Quanto agli americani, se è vero che nella crisi ucraina l’Amministrazione Biden non avrebbe mai voluto entrarci, consapevole dei rischi, anche sul piano interno, è altrettanto vero, che dopo il disastro in Afghanistan, il presidente non può permettersi di venire accusato di debolezza o di farsi trovare impreparato, a costo di apparire allarmista. Da qui, il ripiegamento preventivo dell’ambasciata a Leopoli e l’invito ai cittadini americani a lasciare l’Ucraina. È bastata Kabul, Kiev non può diventare la riedizione di quella sciagurata fuga.
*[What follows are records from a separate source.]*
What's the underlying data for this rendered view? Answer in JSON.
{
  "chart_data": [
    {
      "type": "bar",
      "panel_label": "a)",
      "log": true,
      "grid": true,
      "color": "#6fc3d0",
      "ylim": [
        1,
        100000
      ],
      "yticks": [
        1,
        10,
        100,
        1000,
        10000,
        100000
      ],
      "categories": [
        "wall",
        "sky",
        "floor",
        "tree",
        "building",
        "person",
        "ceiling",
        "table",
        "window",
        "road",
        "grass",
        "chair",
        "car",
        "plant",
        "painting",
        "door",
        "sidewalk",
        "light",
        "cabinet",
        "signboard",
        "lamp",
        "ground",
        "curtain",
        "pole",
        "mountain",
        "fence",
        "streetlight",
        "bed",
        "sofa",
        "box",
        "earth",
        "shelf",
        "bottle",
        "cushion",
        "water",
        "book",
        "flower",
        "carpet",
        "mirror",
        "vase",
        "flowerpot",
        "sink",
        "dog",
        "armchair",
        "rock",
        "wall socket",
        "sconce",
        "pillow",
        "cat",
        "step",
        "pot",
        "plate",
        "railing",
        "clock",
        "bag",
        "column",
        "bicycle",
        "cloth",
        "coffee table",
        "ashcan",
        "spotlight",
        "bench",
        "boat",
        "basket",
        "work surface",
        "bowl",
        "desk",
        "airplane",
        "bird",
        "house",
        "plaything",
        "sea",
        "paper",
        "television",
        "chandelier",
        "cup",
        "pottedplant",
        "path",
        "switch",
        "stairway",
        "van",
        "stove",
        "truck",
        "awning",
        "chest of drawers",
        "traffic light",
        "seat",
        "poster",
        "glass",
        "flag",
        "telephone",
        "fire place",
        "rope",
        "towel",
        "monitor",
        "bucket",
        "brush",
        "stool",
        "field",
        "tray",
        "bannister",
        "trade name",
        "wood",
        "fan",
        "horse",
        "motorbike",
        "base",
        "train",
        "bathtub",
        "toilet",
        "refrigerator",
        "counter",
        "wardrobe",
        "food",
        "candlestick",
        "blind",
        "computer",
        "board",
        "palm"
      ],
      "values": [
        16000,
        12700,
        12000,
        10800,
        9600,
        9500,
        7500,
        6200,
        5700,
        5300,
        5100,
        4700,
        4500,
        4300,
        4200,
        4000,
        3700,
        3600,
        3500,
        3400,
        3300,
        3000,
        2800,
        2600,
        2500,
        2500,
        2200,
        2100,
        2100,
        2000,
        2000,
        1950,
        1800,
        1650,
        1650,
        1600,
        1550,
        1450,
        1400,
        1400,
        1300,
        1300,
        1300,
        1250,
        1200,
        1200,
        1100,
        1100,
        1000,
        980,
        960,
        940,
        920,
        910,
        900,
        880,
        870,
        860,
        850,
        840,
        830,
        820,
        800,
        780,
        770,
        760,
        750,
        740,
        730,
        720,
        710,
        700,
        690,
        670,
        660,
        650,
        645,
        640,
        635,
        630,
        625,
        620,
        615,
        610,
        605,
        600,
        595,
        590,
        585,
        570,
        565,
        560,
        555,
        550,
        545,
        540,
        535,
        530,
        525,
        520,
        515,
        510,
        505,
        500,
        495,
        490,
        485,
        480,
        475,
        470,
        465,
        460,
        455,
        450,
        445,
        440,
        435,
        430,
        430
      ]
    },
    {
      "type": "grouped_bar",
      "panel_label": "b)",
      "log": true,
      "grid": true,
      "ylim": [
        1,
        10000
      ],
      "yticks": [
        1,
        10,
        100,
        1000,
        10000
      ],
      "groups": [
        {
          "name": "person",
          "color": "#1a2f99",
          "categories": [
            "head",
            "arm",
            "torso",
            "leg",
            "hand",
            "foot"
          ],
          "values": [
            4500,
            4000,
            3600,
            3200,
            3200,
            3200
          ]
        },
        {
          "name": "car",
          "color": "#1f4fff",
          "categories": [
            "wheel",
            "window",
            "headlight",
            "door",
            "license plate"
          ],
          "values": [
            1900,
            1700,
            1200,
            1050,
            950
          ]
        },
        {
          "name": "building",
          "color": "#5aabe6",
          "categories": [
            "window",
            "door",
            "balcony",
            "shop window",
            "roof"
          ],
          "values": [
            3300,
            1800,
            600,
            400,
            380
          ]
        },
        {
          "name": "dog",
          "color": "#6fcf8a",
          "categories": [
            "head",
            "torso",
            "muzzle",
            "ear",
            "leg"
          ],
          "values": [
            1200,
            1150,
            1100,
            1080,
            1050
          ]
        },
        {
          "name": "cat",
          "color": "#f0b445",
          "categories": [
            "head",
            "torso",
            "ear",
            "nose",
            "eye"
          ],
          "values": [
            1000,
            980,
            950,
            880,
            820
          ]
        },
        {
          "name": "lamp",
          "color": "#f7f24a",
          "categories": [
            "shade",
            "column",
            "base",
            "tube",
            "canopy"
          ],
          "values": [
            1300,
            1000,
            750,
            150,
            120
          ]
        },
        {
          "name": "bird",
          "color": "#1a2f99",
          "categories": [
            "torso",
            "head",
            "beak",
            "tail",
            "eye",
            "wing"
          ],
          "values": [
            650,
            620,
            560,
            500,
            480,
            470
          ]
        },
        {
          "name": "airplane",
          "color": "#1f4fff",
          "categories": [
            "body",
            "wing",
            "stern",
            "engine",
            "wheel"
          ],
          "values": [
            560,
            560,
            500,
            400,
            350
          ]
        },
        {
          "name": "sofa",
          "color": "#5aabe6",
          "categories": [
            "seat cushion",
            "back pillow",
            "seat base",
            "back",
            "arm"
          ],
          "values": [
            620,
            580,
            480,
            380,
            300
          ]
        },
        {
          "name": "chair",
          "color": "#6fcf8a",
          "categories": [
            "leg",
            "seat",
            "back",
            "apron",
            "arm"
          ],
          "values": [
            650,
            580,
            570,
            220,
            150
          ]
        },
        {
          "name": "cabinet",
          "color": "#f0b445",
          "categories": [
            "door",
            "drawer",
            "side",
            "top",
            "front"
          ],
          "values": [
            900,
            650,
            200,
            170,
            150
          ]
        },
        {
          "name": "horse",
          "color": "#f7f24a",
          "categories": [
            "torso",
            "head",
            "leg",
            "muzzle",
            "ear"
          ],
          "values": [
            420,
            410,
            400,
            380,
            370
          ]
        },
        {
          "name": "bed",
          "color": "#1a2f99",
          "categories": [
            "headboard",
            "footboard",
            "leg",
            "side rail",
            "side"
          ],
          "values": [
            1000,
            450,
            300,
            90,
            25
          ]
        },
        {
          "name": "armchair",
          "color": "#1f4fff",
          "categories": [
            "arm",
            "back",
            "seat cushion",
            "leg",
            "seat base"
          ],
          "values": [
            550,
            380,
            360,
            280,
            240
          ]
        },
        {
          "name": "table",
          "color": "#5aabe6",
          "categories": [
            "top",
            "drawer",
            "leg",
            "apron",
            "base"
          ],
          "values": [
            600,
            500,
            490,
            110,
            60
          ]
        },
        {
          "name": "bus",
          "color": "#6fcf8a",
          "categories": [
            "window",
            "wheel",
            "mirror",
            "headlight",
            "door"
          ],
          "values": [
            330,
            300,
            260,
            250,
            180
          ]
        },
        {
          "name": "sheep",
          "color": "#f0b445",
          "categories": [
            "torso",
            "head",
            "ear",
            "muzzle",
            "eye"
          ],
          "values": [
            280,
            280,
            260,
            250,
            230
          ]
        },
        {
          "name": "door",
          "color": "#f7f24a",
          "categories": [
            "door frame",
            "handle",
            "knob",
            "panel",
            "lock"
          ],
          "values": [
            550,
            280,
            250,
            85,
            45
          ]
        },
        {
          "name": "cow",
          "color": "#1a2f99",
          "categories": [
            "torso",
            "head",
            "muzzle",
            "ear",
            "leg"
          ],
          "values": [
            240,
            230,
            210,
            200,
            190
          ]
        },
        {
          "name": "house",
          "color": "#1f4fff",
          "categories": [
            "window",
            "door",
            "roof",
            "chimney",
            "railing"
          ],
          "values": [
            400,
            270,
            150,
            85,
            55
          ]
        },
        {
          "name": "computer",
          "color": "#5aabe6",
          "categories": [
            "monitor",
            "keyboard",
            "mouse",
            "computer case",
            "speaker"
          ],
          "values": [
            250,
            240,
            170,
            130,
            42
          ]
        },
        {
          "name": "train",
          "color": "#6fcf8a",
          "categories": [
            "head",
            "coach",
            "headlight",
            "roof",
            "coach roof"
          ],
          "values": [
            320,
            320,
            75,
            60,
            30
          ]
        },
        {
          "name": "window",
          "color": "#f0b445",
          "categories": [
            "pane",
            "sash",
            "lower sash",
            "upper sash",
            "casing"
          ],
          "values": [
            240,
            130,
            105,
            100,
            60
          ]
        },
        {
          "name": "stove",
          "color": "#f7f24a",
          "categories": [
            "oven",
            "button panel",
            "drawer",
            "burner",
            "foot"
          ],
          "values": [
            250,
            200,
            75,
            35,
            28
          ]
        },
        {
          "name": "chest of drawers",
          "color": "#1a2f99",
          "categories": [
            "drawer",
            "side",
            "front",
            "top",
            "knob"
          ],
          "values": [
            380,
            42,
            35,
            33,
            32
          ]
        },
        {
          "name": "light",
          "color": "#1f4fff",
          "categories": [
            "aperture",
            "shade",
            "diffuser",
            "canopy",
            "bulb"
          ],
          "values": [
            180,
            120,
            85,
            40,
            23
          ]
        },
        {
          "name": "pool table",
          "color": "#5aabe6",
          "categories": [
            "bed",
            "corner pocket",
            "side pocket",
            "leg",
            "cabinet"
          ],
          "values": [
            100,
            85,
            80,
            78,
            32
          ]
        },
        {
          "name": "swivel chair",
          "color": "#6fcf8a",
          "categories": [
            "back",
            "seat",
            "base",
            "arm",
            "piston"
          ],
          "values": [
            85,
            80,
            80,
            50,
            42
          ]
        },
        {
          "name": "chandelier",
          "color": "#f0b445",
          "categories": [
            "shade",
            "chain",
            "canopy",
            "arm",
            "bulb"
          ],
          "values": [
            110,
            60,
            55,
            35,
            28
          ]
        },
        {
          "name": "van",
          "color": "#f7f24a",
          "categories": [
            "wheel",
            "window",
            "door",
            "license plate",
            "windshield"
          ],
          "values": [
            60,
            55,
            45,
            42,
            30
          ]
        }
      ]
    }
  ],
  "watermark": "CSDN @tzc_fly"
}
Si aggiunge poi una ragione di principio, che azzardando si potrebbe chiamare etica, ovvero il rispetto dell’autonomia e dell’autodeterminazione dei popoli: la democrazia liberale ucraina ha diritto a tracciare il suo futuro.
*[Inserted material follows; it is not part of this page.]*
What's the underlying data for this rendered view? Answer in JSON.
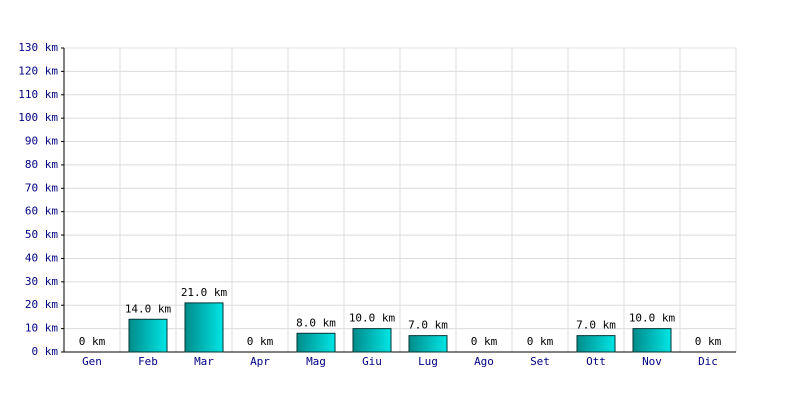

Una ragione non solo nei confronti della Russia, ma che vale per il resto del mondo e che gli Stati Uniti hanno ribadito all’ultimo vertice Nato in Europa, nel giugno dello scorso anno. È’ il principio che identifica l’Occidente e il suo modello ideologico: oggi vale per l’Ucraina, domani per Taiwan. Le frenetiche attività diplomatiche per scongiurare il peggio, stanno riportando comunque in primo piano il ruolo dell’Europa, già che una guerra nel nostro continente sarebbe assolutamente disastrosa per tutti e da ogni punto di vista. Oltre che, va sottolineato, francamente, incomprensibile. Nella necessità del cambiamento, che la crisi ucraina rappresenta, non è più differibile il senso di un’Unione Europea, protagonista unitaria nelle sfide di oggi e di domani.